Tahran zirvesinde Cumhurbaşkanı Recep Tayyip Erdoğan, Türkiye’nin mesajını en açık ve samimi şekilde verdi. Burada insani düşünen ve Suriye halkının gerçekten selamete kavuşması için iyi niyetle, tarafların gerekli adımı atmaları için ısrarlı çağrılar yaptı. Fakat Putin, yukarıda bahsettiğimiz hususlar sebebiyle, İdlib’de ateşkes çağrısı yapılması talebine olumlu cevap vermedi. Her ne kadar diplomatik esneklikle Sayın Erdoğan’ın çağrısını haklı olduğunu ikrar etse bile, bunu fiilen destekleyecek bir tutum sergilemedi. Aynı şekilde İran Cumhurbaşkanı Hasan Ruhani de, ABD ile olan derin anlaşmazlık ve düşmanlıklarının etkisi altında, Fırat’ın doğu yakasından bu ülkeyi çıkarma çağrısı yaptı. Yani acil olan mesele İdlib. Hâlen çatışmaların olduğu ve sivil insanların da hayatını kaybettiği, hayatta kalanlarının da kaçacak yer aradığı İdlib için, Türkiye’nin aradığı acil çözüm için, diğer iki ülkenin gerekli hassasiyeti göstermediği ortada… Hâl böyle olunca İdlib meselesi aynı gerginlik atmosferi içinde ötelenmenin dışında bir yere taşınamadı. Zaten Tahran Zirvesi’nde bunun hemen olması beklenmiyordu. Ama buna dair bir zemin açılabilirdi. Olmadı maalesef. Tahran Zirvesi sonunda yayınlanan 12 maddelik ortak bildiri genel çerçevesi ile olumlu bir muhtevaya sahip ise de, etkili ve hızlı çözüm için daha müşahhas adımlar gerekiyor.

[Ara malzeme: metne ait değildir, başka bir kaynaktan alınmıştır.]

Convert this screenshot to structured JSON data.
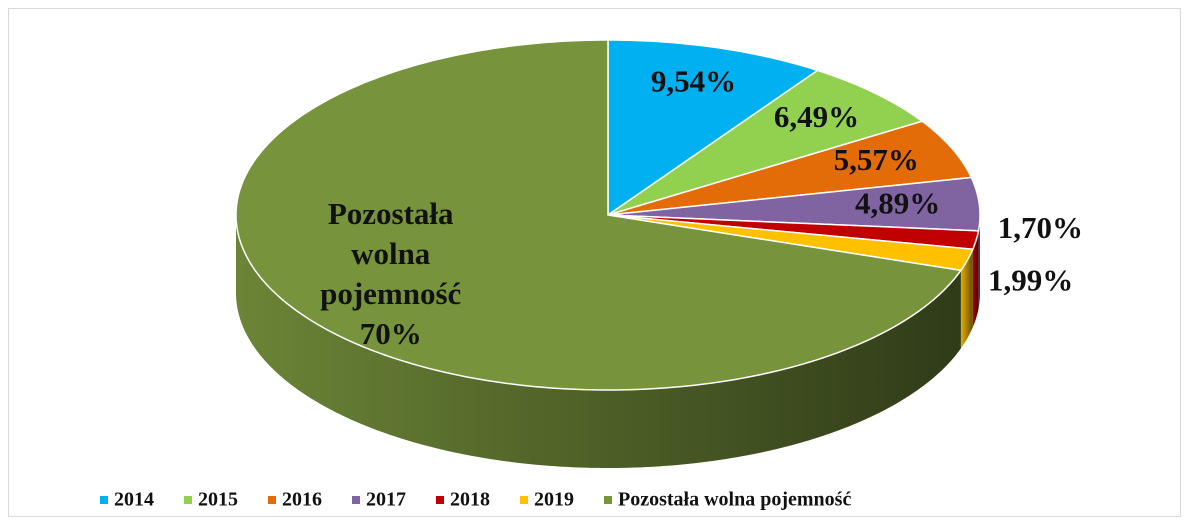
{
  "chart_data": {
    "type": "pie",
    "categories": [
      "2014",
      "2015",
      "2016",
      "2017",
      "2018",
      "2019",
      "Pozostała wolna pojemność"
    ],
    "values": [
      9.54,
      6.49,
      5.57,
      4.89,
      1.7,
      1.99,
      70
    ],
    "value_labels": [
      "9,54%",
      "6,49%",
      "5,57%",
      "4,89%",
      "1,70%",
      "1,99%",
      "70%"
    ],
    "colors": [
      "#00b0f0",
      "#92d050",
      "#e36c09",
      "#8064a2",
      "#c00000",
      "#ffc000",
      "#77933c"
    ],
    "legend": "bottom"
  }
}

Ortak bildirinin 2. 3. ve 4. maddeleri muhteva bakımından en önemli ve geleceğe dönük ipuçları bakımından olumlu kabul edeceğimiz kısım. Suriye meselesinin silah ve çatışma ile değil, Soçi’de toplanan Suriye Ulusal Diyalog kararları ve BMGK’nın 2254 sayılı kararı doğrultusunda çözüme kavuşturulmasının vurgulanması önemli. Bir diğer önemli unsur, Suriye’nin toprak bütünlüğünün korunması konusunda her üç ülkenin de gösterdiği dikkat ve hassasiyet. Bu noktada ABD ve İsrail politikalarına karşı (İsrail’i tehdit edecek boyutta büyük komşu devlet bırakmama hedefi…) en kararlı tavrın sürdürülmesi şarttır. Astana sürecinin üç garantör ülkesi olarak, Türkiye, Rusya ve İran’ın ateşkes ve çatışmasızlık ortamının devamını sağlaması en kritik noktadır. BMGK tarafından terör örgütleri olarak tanımlanan DEAŞ, Nusra Cephesi, El-Kaide veya DEAŞ’la bağlantılı bütün diğer grupların, oluşum ve teşebbüslerin ortadan kaldırılması yaklaşımı, Suriye meselesinin çözümünde temel konulardan biridir ve ortak bildiride teyit edilmiş olması da çok önemlidir. Ancak terörle mücadele ederken, sivil halkın korunması da bir o kadar önemlidir. Türkiye yıllardan beri ısrarla bu noktayı dünyanın dikkatine getirmeye çalışıyor. Dün Tahran’da Cumhurbaşkanı Erdoğan bir kere daha bunu en açık biçimde seslendirdi.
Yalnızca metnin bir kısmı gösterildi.